When I’laysia Vital got accepted to Texas Southern University, a historically Black university, she immediately began daydreaming about the sense of freedom that would come with living on her own, and the sense of belonging she would feel studying in a thriving Black community.
But when a nurse at her high school health clinic in California explained the legal landscape of her new four-year home in Texas — where abortion is now banned completely — and Vital started watching videos on TikTok of protestors harassing women outside clinics in the South, she realized her newfound freedoms would come at the expense of another. That’s when she added one more task to her back-to-school checklist: get a long-acting, reliable birth control before leaving California.
“I don’t want to go out there and not know anything, not know where to go, because I’m in a new state. So I’m trying to be as prepared as I can before I leave,” she said.
The change is a huge culture shock for Vital and her classmates, who, for the last four years at Oakland Technical High School, have had access to their own health clinic on campus. The “TechniClinic” is a bright purple building across from the football field and bleachers, complete with the school’s bulldog mascot painted by the front door, where students can get free, confidential birth control consults and STI checks, then be back at their desks for fourth-period math.

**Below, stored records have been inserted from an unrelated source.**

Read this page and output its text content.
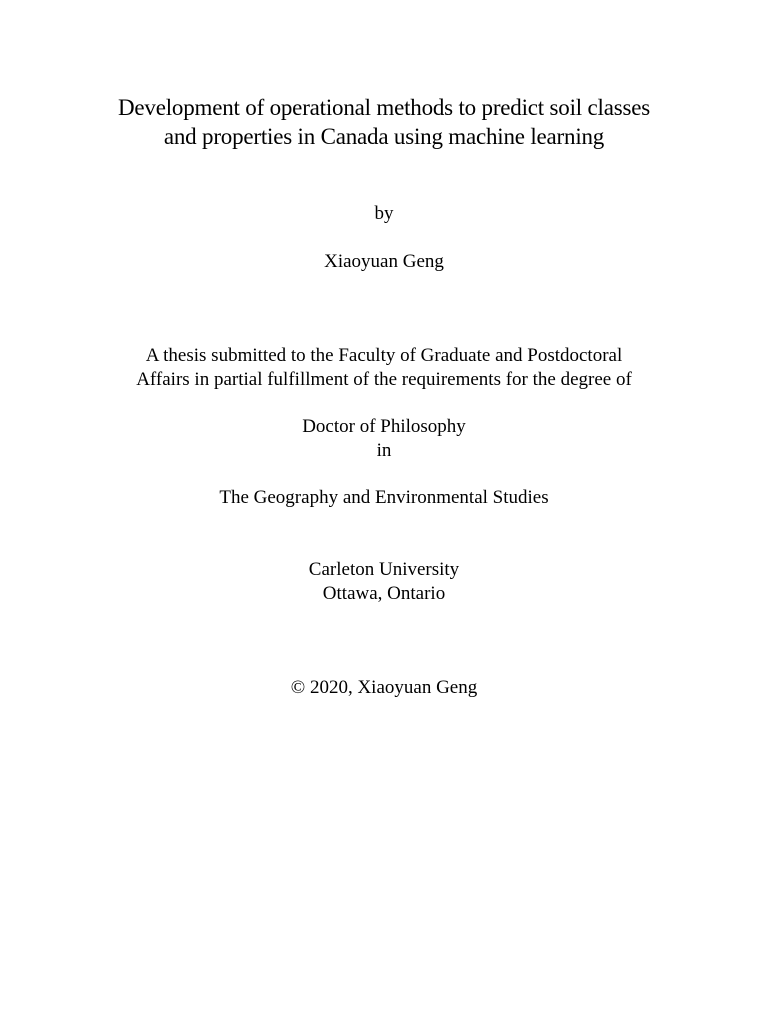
Development of operational methods to predict soil classes
and properties in Canada using machine learning
by
Xiaoyuan Geng
A thesis submitted to the Faculty of Graduate and Postdoctoral
Affairs in partial fulfillment of the requirements for the degree of
Doctor of Philosophy
in
The Geography and Environmental Studies
Carleton University
Ottawa, Ontario
© 2020, Xiaoyuan Geng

This summer, nurses at Oakland Tech’s Clinic have institutionalized the “senior sendoff” appointment, where they counsel students as much about their legal rights as their medical options before they leave for college. After Roe v. Wade was overturned last year, staff realized students of color would be disproportionately impacted by changes in state abortion laws. Many of them are like Vital who are choosing to go to historically Black colleges and universities in Southern states where bans and limits on the procedure are more common.
“Many students here are just totally floored when I tell them that these laws are different in the states that they’re going to,” said Arin Kramer, a family nurse practitioner at Oakland Tech’s Clinic. “They can’t believe that they can’t get an abortion in this country.”

Kramer has been writing prescriptions for a year’s worth of pills or patches, which under California law, students can get for free, all at once, without having to tell their parents or use their parents’ insurance plan. Students can pick up the prescription at the clinic, or Kramer will call it in to a pharmacy near the student’s home.